Density of the Maximum Neighborhood Component (DMNC)
The
Density of the Maximum Neighborhood Component
(DMNC) centrality extends the maximum neighborhood component (MNC) measure by incorporating the internal link density of the largest connected component within a node’s neighborhood [2].
While MNC centrality considers only the size of the largest connected subgraph among the neighbors of a node, DMNC additionally evaluates how densely those neighbors are connected to each other.
Formally, for a given node \( i \), let \( C_{\max}(G_{\mathcal{N}(i)}) \) denote the largest connected component of the induced subgraph \( G_{\mathcal{N}(i)} \).

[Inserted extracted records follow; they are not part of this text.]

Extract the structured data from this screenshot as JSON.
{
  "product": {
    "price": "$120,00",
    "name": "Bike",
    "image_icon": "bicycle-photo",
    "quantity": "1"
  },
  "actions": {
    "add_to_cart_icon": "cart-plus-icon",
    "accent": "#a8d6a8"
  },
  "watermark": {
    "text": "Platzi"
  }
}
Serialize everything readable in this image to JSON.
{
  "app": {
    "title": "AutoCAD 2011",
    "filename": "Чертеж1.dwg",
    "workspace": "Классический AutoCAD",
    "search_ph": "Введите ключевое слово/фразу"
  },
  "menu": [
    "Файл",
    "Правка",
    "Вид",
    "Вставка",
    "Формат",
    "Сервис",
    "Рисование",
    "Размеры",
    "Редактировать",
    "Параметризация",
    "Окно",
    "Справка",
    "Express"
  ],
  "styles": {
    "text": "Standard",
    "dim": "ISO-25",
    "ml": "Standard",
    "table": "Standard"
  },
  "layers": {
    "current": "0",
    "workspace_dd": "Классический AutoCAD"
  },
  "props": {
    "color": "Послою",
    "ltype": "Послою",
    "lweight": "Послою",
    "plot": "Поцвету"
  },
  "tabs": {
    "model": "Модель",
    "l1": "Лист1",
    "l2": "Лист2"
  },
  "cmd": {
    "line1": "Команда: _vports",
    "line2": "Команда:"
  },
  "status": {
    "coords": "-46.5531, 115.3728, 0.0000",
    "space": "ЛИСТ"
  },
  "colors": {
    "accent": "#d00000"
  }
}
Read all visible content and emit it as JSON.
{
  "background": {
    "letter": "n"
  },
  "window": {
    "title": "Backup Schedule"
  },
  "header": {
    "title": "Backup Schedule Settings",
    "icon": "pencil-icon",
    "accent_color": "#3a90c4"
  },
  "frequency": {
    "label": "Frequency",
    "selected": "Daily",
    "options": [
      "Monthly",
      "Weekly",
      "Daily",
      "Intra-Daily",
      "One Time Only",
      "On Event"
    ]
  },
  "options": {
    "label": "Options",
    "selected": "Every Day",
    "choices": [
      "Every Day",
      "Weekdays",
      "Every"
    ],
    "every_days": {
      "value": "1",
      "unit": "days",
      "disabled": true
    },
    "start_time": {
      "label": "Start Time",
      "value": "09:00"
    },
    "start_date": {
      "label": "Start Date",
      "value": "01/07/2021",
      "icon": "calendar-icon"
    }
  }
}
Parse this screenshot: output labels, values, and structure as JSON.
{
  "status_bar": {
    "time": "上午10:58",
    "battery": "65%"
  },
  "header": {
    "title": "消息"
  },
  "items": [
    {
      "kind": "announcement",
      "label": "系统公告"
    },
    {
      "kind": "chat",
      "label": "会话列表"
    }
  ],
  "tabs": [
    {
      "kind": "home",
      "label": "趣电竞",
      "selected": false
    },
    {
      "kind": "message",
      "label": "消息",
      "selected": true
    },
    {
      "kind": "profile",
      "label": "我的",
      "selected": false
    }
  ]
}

Then the DMNC centrality \( c_{\mathrm{dmnc}}(i) \) is defined as
\begin{equation*}
c_{dmnc}(i) = \frac{|E(MNC(G_{\mathcal{N}(i)}))|}{|V(MNC(G_{\mathcal{N}(i)}))|^ε},
\end{equation*}
where \(|E(MNC(G_{\mathcal{N}(i)}))|\) and \(|V(MNC(G_{\mathcal{N}(i)}))|\) denote the number of edges and vertices, respectively, within the largest connected component, and
\( ε \) is a tunable scaling parameter such that \( 1 \leq ε \leq 2 \) (typically \( ε = 1.67 \)). Thus, the DMNC centrality measures how large and how tightly connected a node’s neighbourhood is, giving higher scores to nodes whose neighbours form large, well-connected groups.